Teniendo este panorama global en cuenta, será conveniente, por un lado, que el sector se apoye en las últimas innovaciones tecnológicas para potenciar su desarrollo y que, por el otro, a nivel país, exista una definición clara sobre cómo se llevará a cabo esta transición energética, a fin de cumplir con el Programa Sectorial de Energía 2020-2024, el cual promueve la diversificación de fuentes de energía.

Para alcanzar las metas de ese Programa, se establecen las siguientes líneas de acción: 1) elaborar una política para el establecimiento de nuevas centrales eléctricas; 2) ampliar y modernizar la infraestructura del Sistema Eléctrico Nacional, la Red Nacional de Transmisión, y las Redes Generales de Distribución; 3) mejorar la confiabilidad del sistema, a través de inversiones; y, 4) diseñar políticas más específicas para la generación renovable y, con ello, satisfacer demandas emergentes como electro-movilidad, transporte, alumbrado público, entre otras cosas.

Sin duda, cada país cuenta con sus propios objetivos para lograr una pronta transición energética. Por ejemplo, en la estrategia de la Unión Europea, se ha propuesto imponer impuestos a todas las importaciones de combustibles y energías producidas a base de carbón, a partir de 2021.

De aprobarse esta medida, podría causar algunas dificultades a países como México, ya que, además de tener que conseguir costos de energía bajos para aumentar sus exportaciones de energéticos y mantener su competitividad, deberá cumplir con las metas del Acuerdo de París4 (del que formamos parte) para 2024 y 2050, con la finalidad de exentar dicho impuesto.

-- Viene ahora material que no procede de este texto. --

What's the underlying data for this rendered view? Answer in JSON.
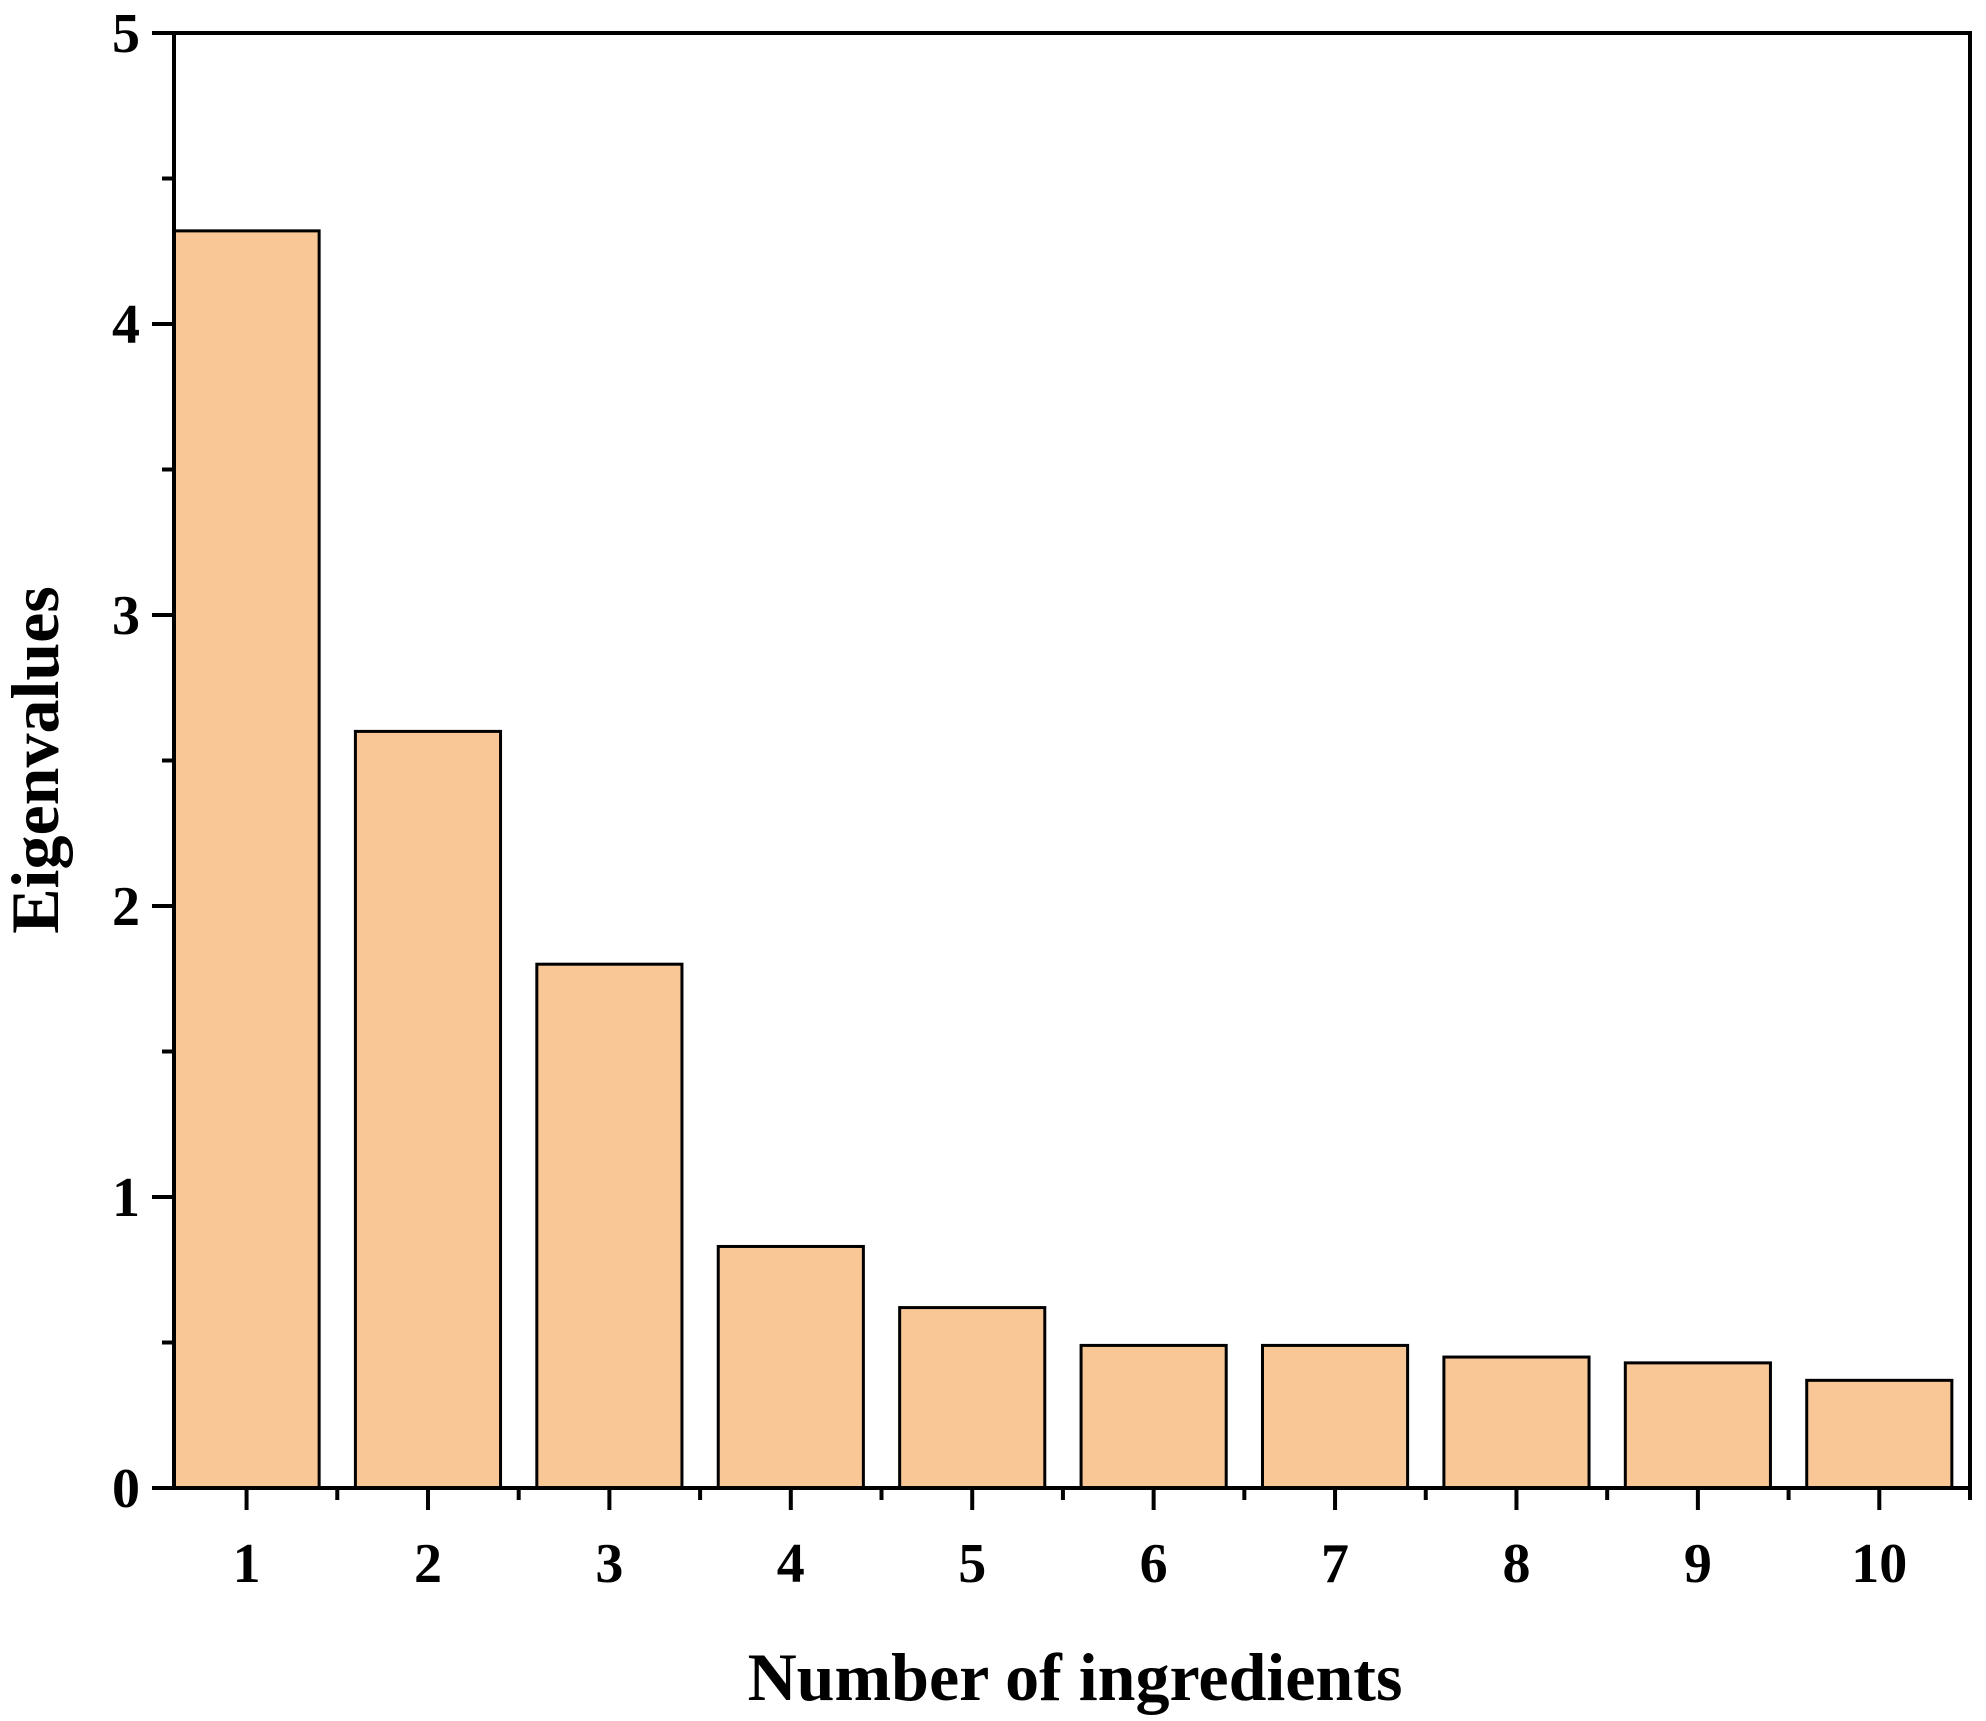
{
  "chart_data": {
    "type": "bar",
    "title": "",
    "xlabel": "Number of ingredients",
    "ylabel": "Eigenvalues",
    "categories": [
      "1",
      "2",
      "3",
      "4",
      "5",
      "6",
      "7",
      "8",
      "9",
      "10"
    ],
    "values": [
      4.32,
      2.6,
      1.8,
      0.83,
      0.62,
      0.49,
      0.49,
      0.45,
      0.43,
      0.37
    ],
    "ylim": [
      0,
      5
    ],
    "xlim": [
      0.6,
      10.5
    ],
    "yticks": [
      "0",
      "1",
      "2",
      "3",
      "4",
      "5"
    ],
    "grid": false,
    "legend": "none",
    "colors": {
      "bar_fill": "#f9c796",
      "bar_stroke": "#000000",
      "axis": "#000000"
    }
  }
}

Al centrar los esfuerzos en todos estos temas, se estaría dando un gran impulso a energías renovables como la solar, que, hasta la fecha, sigue teniendo un desarrollo notable y un papel fundamental rumbo a la nueva era energética de nuestro país.

Hacia los últimos días de julio pasado, con la inauguración de la planta fotovoltaica Salsipuedes Solar, en el estado de San Luis Potosí, se contabilizaban 69 grandes centrales de energía solar en distintos estados del país, de acuerdo con la Asolmex.

Ello representa, sin duda, un gran paso para seguir adelante y en sincronía con el aumento en el uso de la energía solar que se registra alrededor del mundo. No obstante, todavía hace falta mucho trabajo por realizar en la materia, si es que se pretende, en algún momento, convertir a México en una de las principales potencias del sector.

4. Este acuerdo establece un marco de políticas globales para procurar una neutralidad climática hacia finales del siglo actual, mediante ejes de acción claves, como la reducción de emisiones contaminantes, transparencia, rendición de cuentas y atención de daños. 

Será valioso impulsar las fuentes renovables, entre ellas, la solar, pues representan una opción más asequible, en comparación con las fuentes convencionales.